Was ist davon geblieben? Nichts bzw. nicht mehr viel.
Sie wurde dem Mammon, dem Klinik- Management , einer sich aufblähenden Verwaltung geopfert.
Die Städte, Kommunen, das Land kamen damals für die jährlich entstehenden Defizite der Krankenhäuser auf, für die Lücken, welche die ausgehandelten Pflegesätze nicht mehr hergaben.
Via Steuerzahler /innen war diese Finanzierung gewährleistet. Und warum geht das heute nicht mehr so? Ich bin überzeugt, dass der diesbezüglich richtig aufgeklärte Steuerzahler /in dieser Investition in Krankenhaus und Krankenpflege heute zustimmen würde.
Als ein im jährlichen Haushaltsetat fester Finanz-Posten käme und kommt diese Investition ihm/ihr selbst doch am meisten zu Gute.
Ein Krankenhaus ist und darf kein Wirtschaftsbetrieb sein, sonst geht ihm sein wesentlichster Auftrag verloren.
Genau deshalb sind wir in diese Pflegekrise geraten.
Es dürfte nicht allzu schwer sein, diese Entwicklung wieder zurück zu entwickeln. Denn die Umsetzung kann auf die Gegebenheiten von vor 2003 zurückgreifen.

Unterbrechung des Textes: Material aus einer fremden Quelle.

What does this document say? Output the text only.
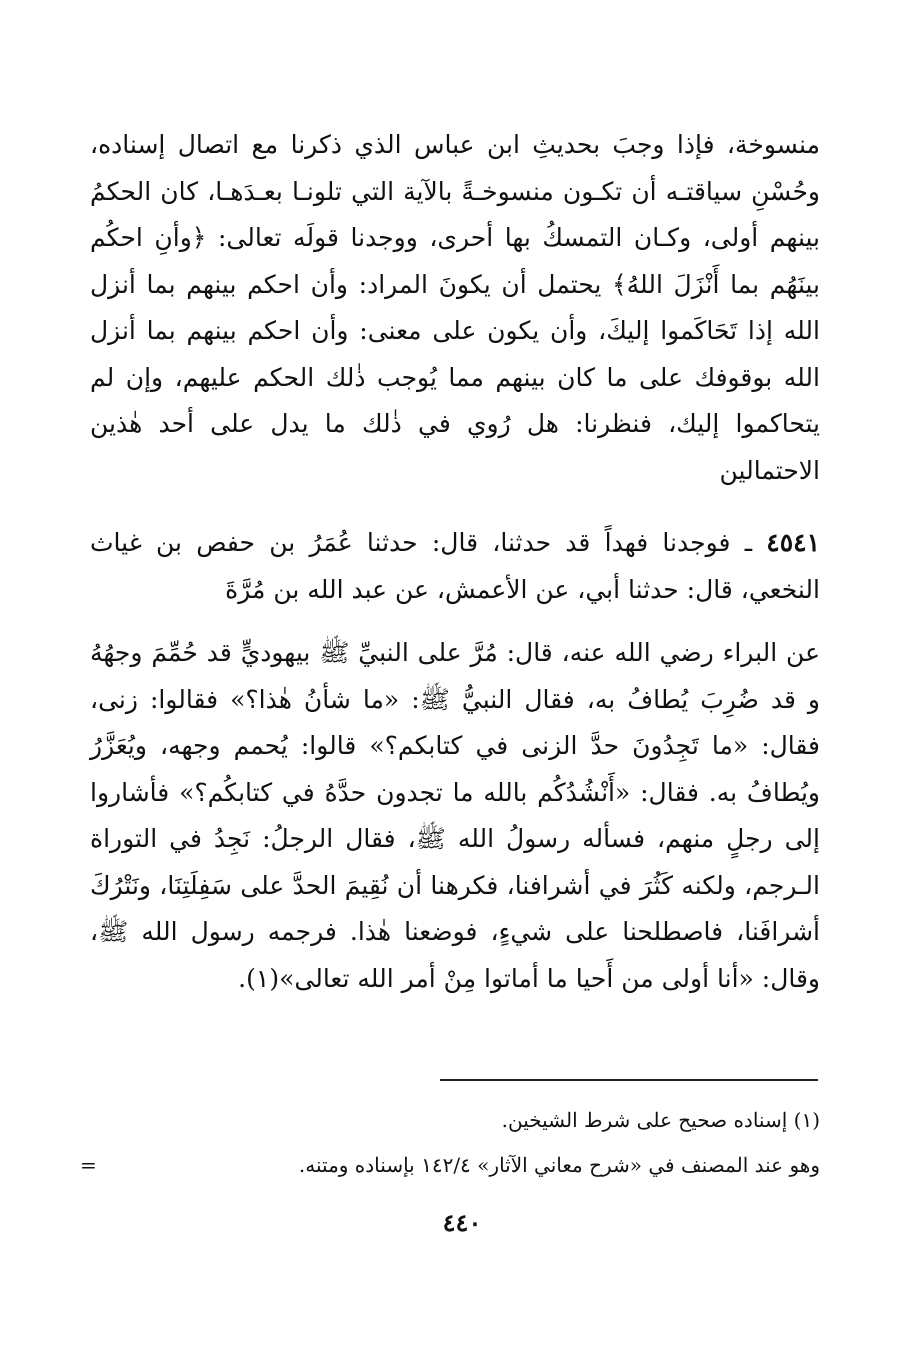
منسوخة، فإذا وجبَ بحديثِ ابن عباس الذي ذكرنا مع اتصال إسناده، وحُسْنِ سياقتـه أن تكـون منسوخـةً بالآية التي تلونـا بعـدَهـا، كان الحكمُ بينهم أولى، وكـان التمسكُ بها أحرى، ووجدنا قولَه تعالى: ﴿وأنِ احكُم بينَهُم بما أَنْزَلَ اللهُ﴾ يحتمل أن يكونَ المراد: وأن احكم بينهم بما أنزل الله إذا تَحَاكَموا إليكَ، وأن يكون على معنى: وأن احكم بينهم بما أنزل الله بوقوفك على ما كان بينهم مما يُوجب ذٰلك الحكم عليهم، وإن لم يتحاكموا إليك، فنظرنا: هل رُوي في ذٰلك ما يدل على أحد هٰذين الاحتمالين

٤٥٤١ ـ فوجدنا فهداً قد حدثنا، قال: حدثنا عُمَرُ بن حفص بن غياث النخعي، قال: حدثنا أبي، عن الأعمش، عن عبد الله بن مُرَّةَ

عن البراء رضي الله عنه، قال: مُرَّ على النبيِّ ﷺ بيهوديٍّ قد حُمِّمَ وجهُهُ و قد ضُرِبَ يُطافُ به، فقال النبيُّ ﷺ: «ما شأنُ هٰذا؟» فقالوا: زنى، فقال: «ما تَجِدُونَ حدَّ الزنى في كتابكم؟» قالوا: يُحمم وجهه، ويُعَزَّرُ ويُطافُ به. فقال: «أَنْشُدُكُم بالله ما تجدون حدَّهُ في كتابكُم؟» فأشاروا إلى رجلٍ منهم، فسأله رسولُ الله ﷺ، فقال الرجلُ: نَجِدُ في التوراة الـرجم، ولكنه كَثُرَ في أشرافنا، فكرهنا أن نُقِيمَ الحدَّ على سَفِلَتِنَا، ونَتْرُكَ أشرافَنا، فاصطلحنا على شيءٍ، فوضعنا هٰذا. فرجمه رسول الله ﷺ، وقال: «أنا أولى من أَحيا ما أماتوا مِنْ أمر الله تعالى»(١).

(١) إسناده صحيح على شرط الشيخين.

وهو عند المصنف في «شرح معاني الآثار» ١٤٢/٤ بإسناده ومتنه.

=
٤٤٠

Es ist eine Frage des Erkennens und des politischen Wollens.
(kleine Anmerkung von mir: Mit den Herren Lauterbach, Lindner und Spahn ist das wohl schwer oder gar nicht umsetzbar).
Leider wurde dieses Thema im Wahlkampf so nicht aufgenommen.
Doch vielleicht gibt es andere Wege und Möglichkeiten, diese Erkenntnis und das Wissen darum öffentlich und politisch zu machen, damit sich etwas im Grundsätzlichen ändern kann.